The redis-cli command is a bit more complicated and includes a bunch of extra sed commands, because I don’t just want the redis-cli output to be a list—l want it to be a clickable, hyperlinked list. The extra work with sed takes the output list and massages it so that the list names are duplicated and have HTML code appended to them, then also sticks open and close li tags around each list element. Lastly, the script echoes a close ul after the final list item to close the list, and finally appends a paragraph element saying when the script last ran (useful in verifying that the list is up to date without having to check any log files).

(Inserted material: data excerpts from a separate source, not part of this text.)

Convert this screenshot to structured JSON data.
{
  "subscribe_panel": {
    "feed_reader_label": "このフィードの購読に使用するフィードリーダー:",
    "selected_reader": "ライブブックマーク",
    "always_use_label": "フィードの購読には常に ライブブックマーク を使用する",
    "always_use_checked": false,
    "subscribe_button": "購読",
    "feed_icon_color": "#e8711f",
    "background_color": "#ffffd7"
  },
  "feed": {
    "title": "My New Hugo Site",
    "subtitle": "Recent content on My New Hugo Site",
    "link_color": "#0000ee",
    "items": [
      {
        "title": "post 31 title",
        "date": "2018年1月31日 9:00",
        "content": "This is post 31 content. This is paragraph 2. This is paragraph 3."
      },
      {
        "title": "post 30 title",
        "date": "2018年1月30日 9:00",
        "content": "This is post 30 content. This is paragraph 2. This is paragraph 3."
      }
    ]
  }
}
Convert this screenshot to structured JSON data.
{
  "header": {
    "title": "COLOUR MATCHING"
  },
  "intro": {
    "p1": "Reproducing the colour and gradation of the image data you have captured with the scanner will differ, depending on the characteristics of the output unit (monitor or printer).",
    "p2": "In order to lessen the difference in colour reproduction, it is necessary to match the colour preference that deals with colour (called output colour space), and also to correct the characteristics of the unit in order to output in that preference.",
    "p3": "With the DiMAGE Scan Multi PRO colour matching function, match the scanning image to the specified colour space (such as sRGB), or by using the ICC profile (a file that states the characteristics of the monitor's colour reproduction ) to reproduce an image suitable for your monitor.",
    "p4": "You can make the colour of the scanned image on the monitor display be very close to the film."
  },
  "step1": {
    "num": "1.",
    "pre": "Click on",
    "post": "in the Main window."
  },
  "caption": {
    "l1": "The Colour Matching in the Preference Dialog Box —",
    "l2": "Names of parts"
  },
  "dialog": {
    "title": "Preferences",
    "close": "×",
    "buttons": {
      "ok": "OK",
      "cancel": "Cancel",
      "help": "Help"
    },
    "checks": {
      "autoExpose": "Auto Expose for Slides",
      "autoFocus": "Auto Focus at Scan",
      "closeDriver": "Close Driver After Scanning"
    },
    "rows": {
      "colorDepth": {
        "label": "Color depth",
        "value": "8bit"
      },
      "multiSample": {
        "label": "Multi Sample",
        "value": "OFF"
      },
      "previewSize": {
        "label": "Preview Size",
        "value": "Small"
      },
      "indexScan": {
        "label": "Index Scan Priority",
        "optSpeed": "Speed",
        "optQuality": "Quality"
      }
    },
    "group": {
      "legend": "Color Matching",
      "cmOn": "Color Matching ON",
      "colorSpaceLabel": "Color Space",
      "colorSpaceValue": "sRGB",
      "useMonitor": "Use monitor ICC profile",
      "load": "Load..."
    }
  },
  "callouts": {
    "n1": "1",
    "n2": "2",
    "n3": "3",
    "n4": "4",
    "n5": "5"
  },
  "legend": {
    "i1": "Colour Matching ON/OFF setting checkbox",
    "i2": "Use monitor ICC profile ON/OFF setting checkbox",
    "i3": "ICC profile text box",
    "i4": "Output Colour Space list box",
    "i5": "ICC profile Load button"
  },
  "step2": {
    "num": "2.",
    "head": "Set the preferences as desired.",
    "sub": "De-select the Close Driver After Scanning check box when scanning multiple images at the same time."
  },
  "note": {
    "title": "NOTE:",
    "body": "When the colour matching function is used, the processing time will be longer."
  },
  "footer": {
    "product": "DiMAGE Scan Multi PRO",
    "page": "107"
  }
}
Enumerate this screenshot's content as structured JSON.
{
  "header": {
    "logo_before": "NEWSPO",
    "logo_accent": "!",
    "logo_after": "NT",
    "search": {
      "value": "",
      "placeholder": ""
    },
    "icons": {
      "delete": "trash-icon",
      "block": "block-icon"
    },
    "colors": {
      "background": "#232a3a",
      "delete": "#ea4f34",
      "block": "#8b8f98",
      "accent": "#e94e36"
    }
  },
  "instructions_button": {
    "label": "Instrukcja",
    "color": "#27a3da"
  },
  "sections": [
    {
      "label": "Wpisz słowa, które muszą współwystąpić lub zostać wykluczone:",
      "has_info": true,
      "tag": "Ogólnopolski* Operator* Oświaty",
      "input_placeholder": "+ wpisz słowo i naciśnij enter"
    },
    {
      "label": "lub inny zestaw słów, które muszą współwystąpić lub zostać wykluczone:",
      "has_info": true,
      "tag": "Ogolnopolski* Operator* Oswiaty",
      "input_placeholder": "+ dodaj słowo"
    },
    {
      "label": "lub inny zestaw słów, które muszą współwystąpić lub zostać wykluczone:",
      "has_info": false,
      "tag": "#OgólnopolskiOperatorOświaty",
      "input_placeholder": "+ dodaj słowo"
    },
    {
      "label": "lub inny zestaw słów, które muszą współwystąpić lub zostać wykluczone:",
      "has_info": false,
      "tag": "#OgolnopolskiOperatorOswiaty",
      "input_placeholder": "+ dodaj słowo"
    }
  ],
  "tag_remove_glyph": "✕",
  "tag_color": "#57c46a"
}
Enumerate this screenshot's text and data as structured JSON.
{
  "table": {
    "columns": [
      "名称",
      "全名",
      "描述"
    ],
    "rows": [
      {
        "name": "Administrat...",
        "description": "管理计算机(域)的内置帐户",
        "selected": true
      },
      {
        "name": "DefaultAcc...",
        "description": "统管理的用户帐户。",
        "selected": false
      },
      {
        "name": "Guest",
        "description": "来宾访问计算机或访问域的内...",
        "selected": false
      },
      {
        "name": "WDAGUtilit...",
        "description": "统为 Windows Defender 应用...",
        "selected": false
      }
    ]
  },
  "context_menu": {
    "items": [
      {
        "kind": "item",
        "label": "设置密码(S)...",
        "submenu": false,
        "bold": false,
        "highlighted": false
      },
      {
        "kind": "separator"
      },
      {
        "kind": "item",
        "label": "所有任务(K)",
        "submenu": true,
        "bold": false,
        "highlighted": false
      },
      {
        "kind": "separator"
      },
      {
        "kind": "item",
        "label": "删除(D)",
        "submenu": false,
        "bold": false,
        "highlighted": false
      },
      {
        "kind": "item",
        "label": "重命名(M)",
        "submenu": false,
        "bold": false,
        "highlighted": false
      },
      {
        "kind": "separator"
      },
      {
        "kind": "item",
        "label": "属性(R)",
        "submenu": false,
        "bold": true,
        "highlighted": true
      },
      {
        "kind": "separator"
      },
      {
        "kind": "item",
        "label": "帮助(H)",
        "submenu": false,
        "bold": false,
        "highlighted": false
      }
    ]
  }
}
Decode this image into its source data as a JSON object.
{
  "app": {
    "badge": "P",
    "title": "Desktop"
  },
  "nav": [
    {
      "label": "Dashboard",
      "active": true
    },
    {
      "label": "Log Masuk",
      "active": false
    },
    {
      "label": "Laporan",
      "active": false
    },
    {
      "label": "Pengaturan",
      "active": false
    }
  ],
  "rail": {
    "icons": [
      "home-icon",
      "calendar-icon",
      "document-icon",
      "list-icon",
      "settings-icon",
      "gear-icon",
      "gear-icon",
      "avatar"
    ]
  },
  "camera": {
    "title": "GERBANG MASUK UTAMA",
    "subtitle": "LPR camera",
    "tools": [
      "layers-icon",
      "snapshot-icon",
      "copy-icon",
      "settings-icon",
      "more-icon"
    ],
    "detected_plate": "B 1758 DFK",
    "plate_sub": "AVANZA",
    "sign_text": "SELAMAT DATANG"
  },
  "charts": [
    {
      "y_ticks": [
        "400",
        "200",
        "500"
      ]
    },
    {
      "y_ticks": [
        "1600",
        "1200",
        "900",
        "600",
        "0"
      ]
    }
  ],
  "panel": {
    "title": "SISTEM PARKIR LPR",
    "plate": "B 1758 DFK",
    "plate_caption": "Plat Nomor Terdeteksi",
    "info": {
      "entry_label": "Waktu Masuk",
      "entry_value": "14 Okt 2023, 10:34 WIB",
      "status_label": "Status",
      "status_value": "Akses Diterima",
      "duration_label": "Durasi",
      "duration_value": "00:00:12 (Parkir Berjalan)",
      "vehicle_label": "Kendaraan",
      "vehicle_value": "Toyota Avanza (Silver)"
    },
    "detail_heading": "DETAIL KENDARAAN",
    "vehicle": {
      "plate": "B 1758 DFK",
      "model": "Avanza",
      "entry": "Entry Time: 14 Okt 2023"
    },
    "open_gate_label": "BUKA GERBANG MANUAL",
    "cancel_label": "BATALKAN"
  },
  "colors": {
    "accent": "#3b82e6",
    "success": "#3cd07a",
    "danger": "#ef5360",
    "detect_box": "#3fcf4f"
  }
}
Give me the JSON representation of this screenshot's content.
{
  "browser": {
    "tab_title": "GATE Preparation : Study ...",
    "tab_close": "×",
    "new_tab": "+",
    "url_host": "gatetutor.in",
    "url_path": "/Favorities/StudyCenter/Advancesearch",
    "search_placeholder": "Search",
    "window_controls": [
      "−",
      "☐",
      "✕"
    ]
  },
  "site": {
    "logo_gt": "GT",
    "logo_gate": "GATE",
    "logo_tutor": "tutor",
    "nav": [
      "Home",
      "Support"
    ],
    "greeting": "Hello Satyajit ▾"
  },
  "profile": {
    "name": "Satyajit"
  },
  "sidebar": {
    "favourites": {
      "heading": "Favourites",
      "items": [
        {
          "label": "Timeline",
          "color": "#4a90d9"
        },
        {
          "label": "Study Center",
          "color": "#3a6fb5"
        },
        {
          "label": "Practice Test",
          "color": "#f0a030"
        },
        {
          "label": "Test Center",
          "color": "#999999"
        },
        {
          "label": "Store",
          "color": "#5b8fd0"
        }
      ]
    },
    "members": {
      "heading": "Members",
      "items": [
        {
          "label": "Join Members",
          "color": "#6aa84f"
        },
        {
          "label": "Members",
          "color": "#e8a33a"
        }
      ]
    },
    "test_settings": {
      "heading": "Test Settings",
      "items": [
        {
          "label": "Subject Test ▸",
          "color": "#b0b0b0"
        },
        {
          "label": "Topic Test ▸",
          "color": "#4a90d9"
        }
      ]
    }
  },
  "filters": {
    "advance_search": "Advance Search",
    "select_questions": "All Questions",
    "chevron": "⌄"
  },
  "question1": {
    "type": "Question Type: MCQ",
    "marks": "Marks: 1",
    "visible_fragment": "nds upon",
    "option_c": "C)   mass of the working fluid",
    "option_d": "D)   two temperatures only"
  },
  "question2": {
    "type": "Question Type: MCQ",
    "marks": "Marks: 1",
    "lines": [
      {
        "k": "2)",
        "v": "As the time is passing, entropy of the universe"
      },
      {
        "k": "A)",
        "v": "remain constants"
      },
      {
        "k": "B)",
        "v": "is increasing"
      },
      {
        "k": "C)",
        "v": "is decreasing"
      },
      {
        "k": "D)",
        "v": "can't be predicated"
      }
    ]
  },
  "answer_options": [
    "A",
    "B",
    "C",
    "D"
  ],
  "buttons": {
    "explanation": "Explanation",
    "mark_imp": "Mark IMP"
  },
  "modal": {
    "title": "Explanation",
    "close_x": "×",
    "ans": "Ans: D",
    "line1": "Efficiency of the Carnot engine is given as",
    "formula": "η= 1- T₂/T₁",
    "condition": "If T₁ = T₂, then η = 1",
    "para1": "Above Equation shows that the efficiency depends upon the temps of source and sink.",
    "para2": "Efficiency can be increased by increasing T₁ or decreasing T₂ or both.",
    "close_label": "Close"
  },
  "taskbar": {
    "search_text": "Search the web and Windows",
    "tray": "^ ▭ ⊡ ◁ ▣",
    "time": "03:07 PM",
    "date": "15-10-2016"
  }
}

Save the script somewhere accessible—in the example above I’m calling it getpads.sh and stashing it in /usr/local/bin, and then modify the system crontab file to execute the script once every minute:

* *	* * *	root	/bin/bash /usr/local/bin/getpads.sh &> /dev/null

Wait a minute to ensure the script runs, and then check your Etherpad log-on page. It should now look something like this:

That’s a shot from mine, with the two pads I currently have open. “Notes” is the one I used to write this entire blog entry.

Things left undone

Even though it seems like this is a bloody exhaustive list, there was one thing I couldn’t quite make work, and that’s make Etherpad work with Redis via Unix sockets instead of a TCP port. I’m a firm believer in using Unix sockets wherever possible when getting different daemons to talk to each other on localhost, but try as I might, I just couldn’t get it functioning correctly. Redis itself will happily listen on a Unix socket, but I suspect that the UeberDB translation layer would need to be modified in order to work with a Unix socket instead of a port, and I don’t quite have the ability to make that happen.

Holy crap, that took a long time

I think this actually took longer to document than it took to set up in the first place! I hope this has been a helpful tutorial for anyone interested in a fast Etherpad Lite configuration. I welcome comments and corrections in the comments, especially if anyone actually has any hints on making Etherpad Lite use Unix sockets with Redis.